Playwrights' Perspective: TEETH

From the playwrights: Michael R. Jackson and Anna K. Jacobs

In my writing process there’s always a point when I have to stop thinking about the characters in theoretical terms and start embodying them in order to imbue their stories with greater emotional depth. With Teeth, that was somewhat easier to do because I was raised in a Christian household as a weekly member of a Baptist church, playing piano for three church choirs and going to Vacation Bible School almost every summer for 18 years. But that also meant stepping back into an ideology I hadn’t considered since I was a teenager flipping through the pages of the Bible, silently questioning everything. In church, I intuited that sex was natural for marriage and reproduction, but also dirty, sinful, and of the flesh that must be crucified to be born again. I also intuited that reconciling one’s spirituality and sexuality was impossible. Add being homosexual to it and it was even more of a non-starter. As a result, shame and desire were always in competition in my body.

In Teeth, all the characters share a similar desire/shame spiral which leads to transformations that put them either in concert or conflict with “the patriarchy.” But for them, the patriarchy is not about who gets to be CEO or President. It’s about who gets to have dominion over their (or others’) bodies. And the universe. In Teeth, confronting the patriarchy means confronting God the Father and the mythology from which he sprang. That’s a confrontation I’ve been itching to have ever since I first read about Adam and Eve being punished with exile from the Garden of Eden. And for what? Simple disobedience? Eating the forbidden fruit and coming to knowledge about their own bodies? And what about passing Original Sin down to all humankind? How does that work exactly? I’m reminded of singer-songwriter Tori Amos who once sang “I think the Good Book is missing some pages” in her own confrontation with God the Father as she attempted to marry the spiritual and the sexual without shame in her body. I like to imagine that Teeth represents our jagged entry scrawled into that same Good Book’s mythology.

— Michael R. Jackson

Until Michael and I started writing Teeth, I thought I was immune to the type of shame that the musical’s protagonist, Dawn, wrestles with as a young, Evangelical Christian woman. 

I grew up in a pretty secular household. My Dad’s family’s Jewish and my Mum’s family’s Lebanese Maronite Christian, but neither one of my parents are particularly observant, and I fondly recall my adolescence as being a whirl of Christmas trees and Menorahs and conversations about global warming and boyfriends staying over and packs of condoms magically materializing in the cabinets of our upstairs bathroom. I was about as far-removed as a person can get from the purity culture that defines Dawn’s world.
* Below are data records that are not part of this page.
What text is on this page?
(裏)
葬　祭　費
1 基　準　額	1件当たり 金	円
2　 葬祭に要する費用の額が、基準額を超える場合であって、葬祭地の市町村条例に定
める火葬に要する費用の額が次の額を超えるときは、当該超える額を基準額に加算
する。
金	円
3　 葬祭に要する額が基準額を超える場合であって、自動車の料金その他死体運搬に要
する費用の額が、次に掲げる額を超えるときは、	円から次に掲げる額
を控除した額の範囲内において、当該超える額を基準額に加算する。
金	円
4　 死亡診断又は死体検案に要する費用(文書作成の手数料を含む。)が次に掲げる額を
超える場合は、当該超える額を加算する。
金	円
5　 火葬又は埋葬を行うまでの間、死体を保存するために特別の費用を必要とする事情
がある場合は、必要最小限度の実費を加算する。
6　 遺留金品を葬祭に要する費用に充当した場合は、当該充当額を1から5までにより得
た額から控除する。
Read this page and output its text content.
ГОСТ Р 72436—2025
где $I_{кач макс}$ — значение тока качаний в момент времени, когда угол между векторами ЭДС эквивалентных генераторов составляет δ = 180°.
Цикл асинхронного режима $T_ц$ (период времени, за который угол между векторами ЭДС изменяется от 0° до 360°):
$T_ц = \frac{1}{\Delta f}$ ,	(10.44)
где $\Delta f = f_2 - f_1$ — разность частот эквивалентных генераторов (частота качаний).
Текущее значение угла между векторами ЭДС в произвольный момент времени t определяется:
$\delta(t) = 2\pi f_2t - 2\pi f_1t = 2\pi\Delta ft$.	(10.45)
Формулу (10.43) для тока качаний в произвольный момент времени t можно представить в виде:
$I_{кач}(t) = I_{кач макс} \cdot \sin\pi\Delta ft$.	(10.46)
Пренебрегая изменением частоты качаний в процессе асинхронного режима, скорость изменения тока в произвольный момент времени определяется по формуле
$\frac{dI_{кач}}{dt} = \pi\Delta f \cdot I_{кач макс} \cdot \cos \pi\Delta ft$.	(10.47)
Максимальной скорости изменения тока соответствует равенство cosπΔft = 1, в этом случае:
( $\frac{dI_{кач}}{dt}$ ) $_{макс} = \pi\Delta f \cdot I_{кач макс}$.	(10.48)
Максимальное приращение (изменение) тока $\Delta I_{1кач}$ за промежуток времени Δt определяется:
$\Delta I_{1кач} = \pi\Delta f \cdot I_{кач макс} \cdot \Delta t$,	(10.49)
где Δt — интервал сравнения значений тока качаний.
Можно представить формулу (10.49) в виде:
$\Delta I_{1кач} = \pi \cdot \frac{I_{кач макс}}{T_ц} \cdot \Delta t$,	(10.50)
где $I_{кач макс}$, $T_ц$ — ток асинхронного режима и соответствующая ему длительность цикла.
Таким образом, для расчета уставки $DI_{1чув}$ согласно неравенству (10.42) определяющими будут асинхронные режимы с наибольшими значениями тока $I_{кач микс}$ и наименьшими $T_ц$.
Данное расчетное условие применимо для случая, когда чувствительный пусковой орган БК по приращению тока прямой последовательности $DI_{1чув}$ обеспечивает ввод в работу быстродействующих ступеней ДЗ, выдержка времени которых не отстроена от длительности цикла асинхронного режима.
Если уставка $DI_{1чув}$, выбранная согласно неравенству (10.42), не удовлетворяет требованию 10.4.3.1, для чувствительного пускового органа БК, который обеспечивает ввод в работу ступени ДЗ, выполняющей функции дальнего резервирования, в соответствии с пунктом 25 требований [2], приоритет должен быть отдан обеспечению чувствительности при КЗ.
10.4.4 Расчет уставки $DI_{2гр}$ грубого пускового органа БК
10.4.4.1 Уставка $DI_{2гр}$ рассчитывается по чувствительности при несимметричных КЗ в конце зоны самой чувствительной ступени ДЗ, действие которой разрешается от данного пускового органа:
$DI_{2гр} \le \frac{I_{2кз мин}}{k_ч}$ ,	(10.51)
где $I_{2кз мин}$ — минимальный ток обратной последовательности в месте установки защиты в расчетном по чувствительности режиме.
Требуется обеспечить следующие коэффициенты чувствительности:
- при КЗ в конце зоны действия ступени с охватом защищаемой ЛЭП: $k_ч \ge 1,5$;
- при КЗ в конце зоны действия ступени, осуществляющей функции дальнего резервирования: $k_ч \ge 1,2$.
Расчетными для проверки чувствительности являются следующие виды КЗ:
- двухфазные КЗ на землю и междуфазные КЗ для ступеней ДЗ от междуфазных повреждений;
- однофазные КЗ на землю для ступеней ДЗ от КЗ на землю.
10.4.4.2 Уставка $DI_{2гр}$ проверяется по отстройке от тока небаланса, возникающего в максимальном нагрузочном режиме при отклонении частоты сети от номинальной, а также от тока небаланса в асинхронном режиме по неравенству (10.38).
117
But the more I composed for Dawn, the more I embodied her, and the more I embodied her, the more I was flooded with icky, uncomfortable memories: memories of feeling revolted by the way my body took on puberty, like I’d somehow followed a recipe wrong; memories of feeling like a tease and a killjoy anytime I’d extract myself from a boy who wanted to get more physical than I did; memories of feeling like I was too desirous and too overbearing and altogether just too much for the female form I inhabited. Through writing Dawn, I’ve been able to hold space for all the shame tangled up with these memories, and even make some peace with it. Which is good, because otherwise I might be stuck with a set of teeth in my vagina.